The crisis hitting the financial industry is expected to result in slashed IT spending, predicted Robert Iati, TABB Group partner and a global head of the consulting firm, in a report just released.
Securities industry IT spending in North America will fall from $21.9 billion this year to $17.9 billion in 2009, Iati predicted. This is a 14.7 percent compound annual growth rate (CAGR) decrease.
Iati also predicted that Lehman Brothers, which sold its core capital markets businesses to Barclays Bank for $1.75 billion two weeks ago, will hack down IT spending from $2.5 billion this year to about $1 billion next year.
The Bank of America (BofA) purchase of Merrill Lynch two weeks ago for $50 billion is expected to hit IT vendors, Iata said. “There is a clearly identifiable synergy between Merrill and BofA, which should manifest itself in IT, as well as other business areas,” he explained.
The merger will force “a global reduction of staff and systems by at least $1.5 billion to $2 billion,” Iati predicted, adding that BofA’s culture is “far more conservative” than Merrill Lynch’s, and this will drive “a less aggressive plan for technology spending.”
Iata also predicted that the remaining investment banks will be cutting their IT budgets by another two to three percent.
The survey results dovetail with a spending survey published earlier in September before the current credit crisis worsened.
Paul Carton, director of research at the ChangeWave Alliance, which has 15,000 members from leading companies across industry sectors in the United States reported that tightening credit was making business more difficult.
ChangeWave Research, which surveys the members of the ChangeWave Alliance, every quarter, had previously reported that 29 percent of members said their companies would cut or stop IT spending in the fourth quarter of the year.
The ChangeWave survey, conducted online between August 26 and September 4, found that 25 percent of respondents said it is harder for their companies to borrow money now than it was in the previous quarter, and the situation “has got worse,” Carton said.
The survey’s results also show that 35 percent of respondents expect third quarter sales to come in below plan, and 23 percent expect fourth quarter sales to come in below plan. “This is not just the temporary hysteria on Capital Hill about what’s happening on Wall Street, it’s about real companies,” Carton said.
Much of this was feared by analysts.
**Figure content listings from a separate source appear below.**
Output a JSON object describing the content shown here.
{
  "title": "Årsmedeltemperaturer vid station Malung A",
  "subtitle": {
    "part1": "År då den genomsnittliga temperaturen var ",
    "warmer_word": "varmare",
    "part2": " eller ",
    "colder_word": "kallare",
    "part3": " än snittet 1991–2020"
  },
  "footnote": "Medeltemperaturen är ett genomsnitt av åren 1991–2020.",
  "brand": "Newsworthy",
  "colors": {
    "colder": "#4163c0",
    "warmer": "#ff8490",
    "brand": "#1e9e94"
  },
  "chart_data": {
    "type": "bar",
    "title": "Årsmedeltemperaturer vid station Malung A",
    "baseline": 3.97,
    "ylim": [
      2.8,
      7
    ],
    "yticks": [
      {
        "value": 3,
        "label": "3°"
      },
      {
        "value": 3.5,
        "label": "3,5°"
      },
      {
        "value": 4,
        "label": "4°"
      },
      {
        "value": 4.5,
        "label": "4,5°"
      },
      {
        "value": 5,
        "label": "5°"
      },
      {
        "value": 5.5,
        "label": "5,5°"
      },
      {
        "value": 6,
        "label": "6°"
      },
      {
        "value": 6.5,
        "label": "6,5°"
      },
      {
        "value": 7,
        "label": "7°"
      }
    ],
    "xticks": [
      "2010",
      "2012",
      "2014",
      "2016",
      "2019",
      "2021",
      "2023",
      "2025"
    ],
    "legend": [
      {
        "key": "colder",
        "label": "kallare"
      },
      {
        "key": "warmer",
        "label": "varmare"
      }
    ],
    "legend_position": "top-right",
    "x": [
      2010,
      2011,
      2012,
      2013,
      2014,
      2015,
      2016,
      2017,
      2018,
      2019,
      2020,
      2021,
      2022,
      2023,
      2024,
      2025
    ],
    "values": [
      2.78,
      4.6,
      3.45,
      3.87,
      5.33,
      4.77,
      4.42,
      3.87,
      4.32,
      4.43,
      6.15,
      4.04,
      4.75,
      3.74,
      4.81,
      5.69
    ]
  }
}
Only last week, analyst Thomas Curlin, of RBC Capital Markets, slashed more than a dozen IT vendors’ earning estimates for next year in the enterprise software and storage systems markets.
But it’s the Tabb Group latest predictions on IT spending that have hit a nerve today, a company official said. “Robert [Iati] pulled this together from his personal data files when the crisis stuck; it’s not in any of our predictions,” TABB Group spokesperson Martin Rabkin told InternetNews.com. “Since then, he’s been inundated with calls because it just was so timely.”